Differentiation Q: Do I need to differentiate to find instantaneous rates of change?

[Xibu4]

Question: Find the instantaneous rate of change in your functions at a unique time and show the average rate of change within the specified domain (28.4<=t<=64) between two unique time periods.

My functions being :
[math]f(t)=600[(1\frac{1}{3}+1)^{6t+1}-1][/math]
and

[math]g(t)= 7500e^{0.02t+0.5cos(\frac{Π}{6}t-4Π)}[/math]
Would I have to find the derivatives of these two functions or is there an alternative way ? Asking because I could only imagine how tedious it would be to differentiate both.

 

[blamocur]

I don't see how you can avoid differentiating your functions if you need instantaneous rates. But you don't need derivatives for the average rates.

 

[Steven G]

The derivative will not be as bad as you're thinking.

 

[Xibu4]

The derivative will not be as bad as you're thinking.

I got [math]3600ln(\frac{4}{3})(\frac{4}{3})^{^(6t+1)}[/math] for the first function. Subbing in my unique time gives me a gradient of 4.257 * 10^25 which doesn't match my graphs. Is my derivative correct ?

 

[Dr.Peterson]

I got [math]3600\ln\left(\frac{4}{3}\right)\left(\frac{4}{3}\right)^{6t+1}[/math] for the first function. Subbing in my unique time gives me a gradient of 4.257 * 10^25 which doesn't match my graphs. Is my derivative correct ?

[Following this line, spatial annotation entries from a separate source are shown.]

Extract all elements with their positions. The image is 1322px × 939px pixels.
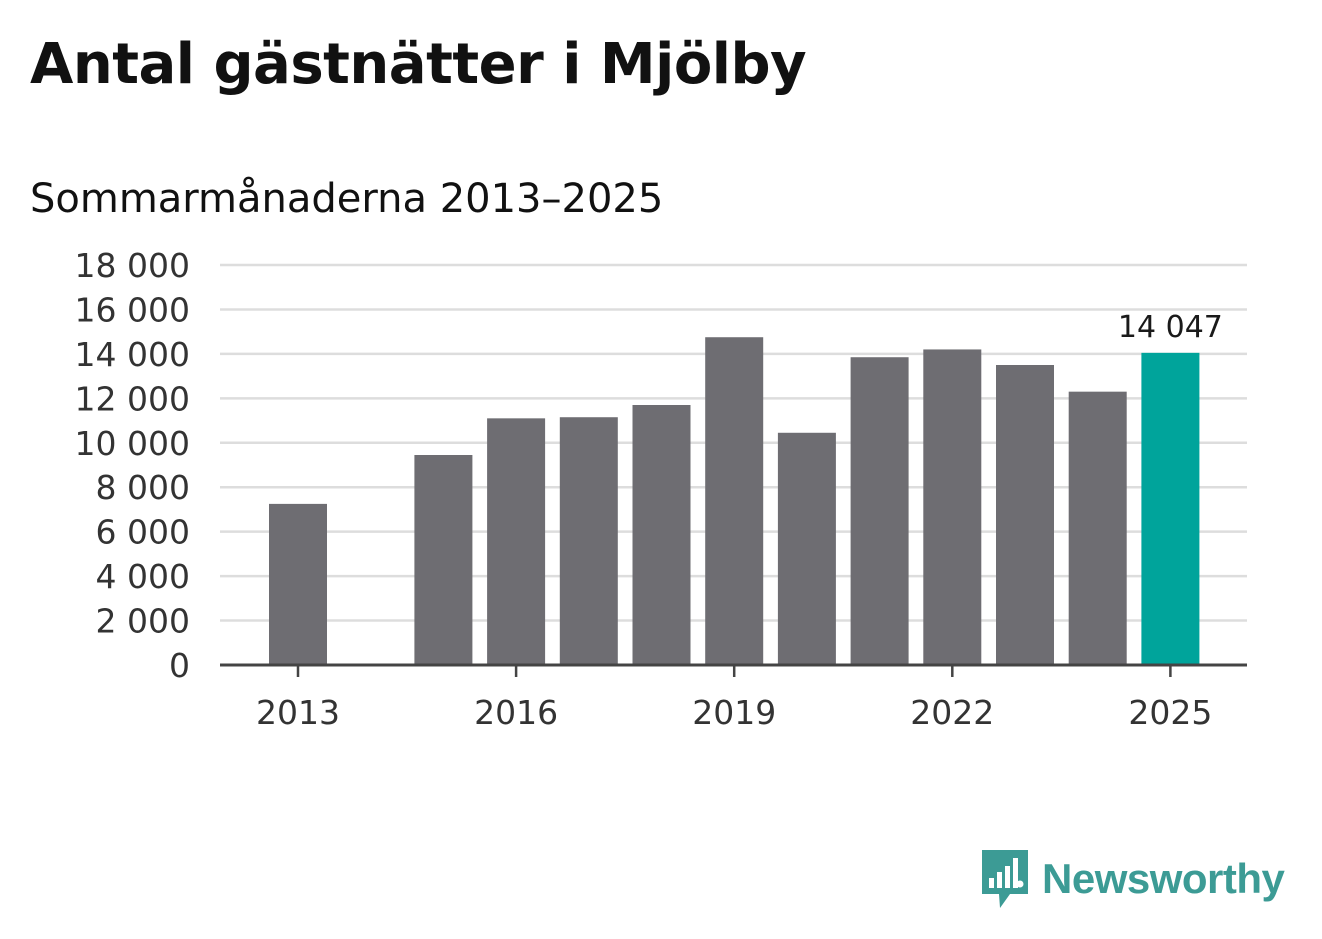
x-tick-label: 2022 [910,693,994,732]
bar-2020 [777,432,836,665]
bar-2022 [923,349,982,665]
bar-2013 [269,503,327,665]
data-label-2025: 14 047 [1118,310,1223,345]
bar-2015 [414,455,473,665]
y-tick-label: 0 [169,646,190,685]
y-tick-label: 4 000 [96,557,190,596]
chart-title: Antal gästnätter i Mjölby [30,32,807,97]
bar-2024 [1068,391,1127,665]
y-axis-ticks: 0 2 000 4 000 6 000 8 000 10 000 12 000 14 000 1… [75,246,190,685]
bar-2025 [1141,352,1200,665]
bar-2017 [559,417,618,665]
y-tick-label: 14 000 [75,335,190,374]
y-tick-label: 10 000 [75,424,190,463]
bar-2019 [705,337,764,665]
y-tick-label: 2 000 [96,602,190,641]
y-tick-label: 8 000 [96,468,190,507]
bars [269,337,1200,665]
bar-2016 [487,418,546,665]
newsworthy-logo: Newsworthy [980,848,1285,910]
bar-2023 [996,365,1054,665]
x-axis: 2013 2016 2019 2022 2025 [220,663,1247,732]
x-tick-label: 2019 [692,693,776,732]
x-tick-label: 2016 [474,693,558,732]
y-tick-label: 16 000 [75,290,190,329]
y-tick-label: 6 000 [96,513,190,552]
bar-2018 [632,405,691,665]
x-tick-label: 2013 [256,693,340,732]
data-labels: 14 047 [1118,310,1223,345]
y-tick-label: 18 000 [75,246,190,285]
bar-2021 [850,357,909,665]
chat-bubble-bar-chart-icon [982,850,1028,908]
chart-subtitle: Sommarmånaderna 2013–2025 [30,176,664,222]
y-tick-label: 12 000 [75,379,190,418]
logo-text: Newsworthy [1042,855,1285,902]
x-tick-label: 2025 [1128,693,1212,732]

For one thing. 1 1/3 + 1 is not 4/3!

 

[Xibu4]

For one thing. 1 1/3 + 1 is not 4/3!

I made a mistake with the +1 in the first function it's not meant to be there

 

[Dr.Peterson]

I made a mistake with the +1 in the first function it's not meant to be there

Then, please show the details:

I got [math]3600ln(\frac{4}{3})(\frac{4}{3})^{^(6t+1)}[/math] for the first function. Subbing in my unique time gives me a gradient of 4.257 * 10^25 which doesn't match my graphs. Is my derivative correct ?

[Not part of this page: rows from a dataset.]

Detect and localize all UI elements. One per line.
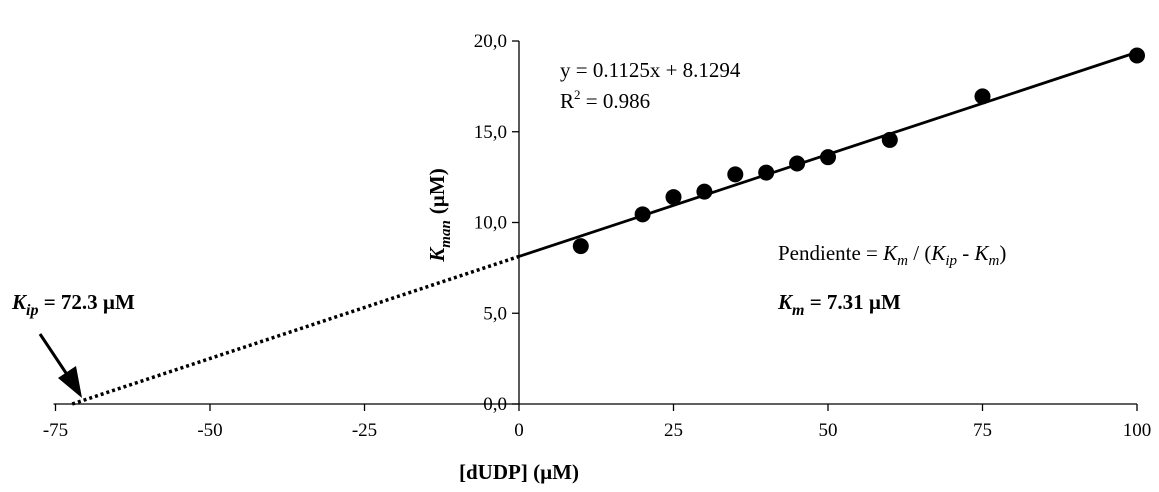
x-tick-label: -50 <box>197 420 222 441</box>
x-ticks: -75 -50 -25 0 25 50 75 100 <box>43 404 1151 441</box>
data-point <box>572 238 589 255</box>
y-tick-label: 15,0 <box>474 122 507 143</box>
y-tick-label: 10,0 <box>474 213 507 234</box>
data-point <box>820 149 836 166</box>
y-ticks: 0,0 5,0 10,0 15,0 20,0 <box>474 31 519 415</box>
data-point <box>974 88 991 105</box>
y-tick-label: 5,0 <box>483 303 507 324</box>
data-points <box>572 47 1145 255</box>
kip-arrow <box>38 333 82 398</box>
y-tick-label: 20,0 <box>474 31 507 52</box>
equation-label: y = 0.1125x + 8.1294 <box>560 58 741 82</box>
slope-label: Pendiente = Km / (Kip - Km) <box>778 241 1006 269</box>
x-tick-label: 75 <box>973 420 992 441</box>
data-point <box>1129 47 1145 64</box>
y-tick-label: 0,0 <box>483 394 507 415</box>
data-point <box>881 131 898 148</box>
data-point <box>696 183 713 200</box>
data-point <box>727 166 744 183</box>
km-label: Km = 7.31 µM <box>777 290 901 319</box>
r2-label: R2 = 0.986 <box>560 87 650 113</box>
x-axis-title: [dUDP] (µM) <box>459 460 579 484</box>
y-axis-title: Kman(µM) <box>425 168 454 262</box>
kip-label: Kip = 72.3 µM <box>11 290 135 319</box>
x-tick-label: 25 <box>664 420 683 441</box>
extrapolation-line <box>71 254 520 406</box>
data-point <box>634 206 651 223</box>
data-point <box>789 155 806 172</box>
x-tick-label: 50 <box>819 420 838 441</box>
data-point <box>665 189 682 206</box>
x-tick-label: -75 <box>43 420 68 441</box>
x-tick-label: 100 <box>1123 420 1152 441</box>
data-point <box>758 164 775 181</box>
x-tick-label: -25 <box>352 420 377 441</box>
x-tick-label: 0 <box>514 420 524 441</box>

What is your "unique time" (whatever that means), and what do your graphs show?

 

[Xibu4]

Then, please show the details:



What is your "unique time" (whatever that means), and what do your graphs show?

I just chose t to = 29.854 because it's a minimum stationary point and I can know whether I'm right or wrong. I did the first function but after finding the derivative and subbing in 29.854 I don't get 0 so I must've done something wrong.

 

[Dr.Peterson]

I just chose t to = 29.854 because it's a minimum stationary point and I can know whether I'm right or wrong. I did the first function but after finding the derivative and subbing in 29.854 I don't get 0 so I must've done something wrong.

Why do you think "29.854 [is] a minimum stationary point"? Where is the graph I asked for?

If you explain yourself and the problem more fully, you will be likely to get better help.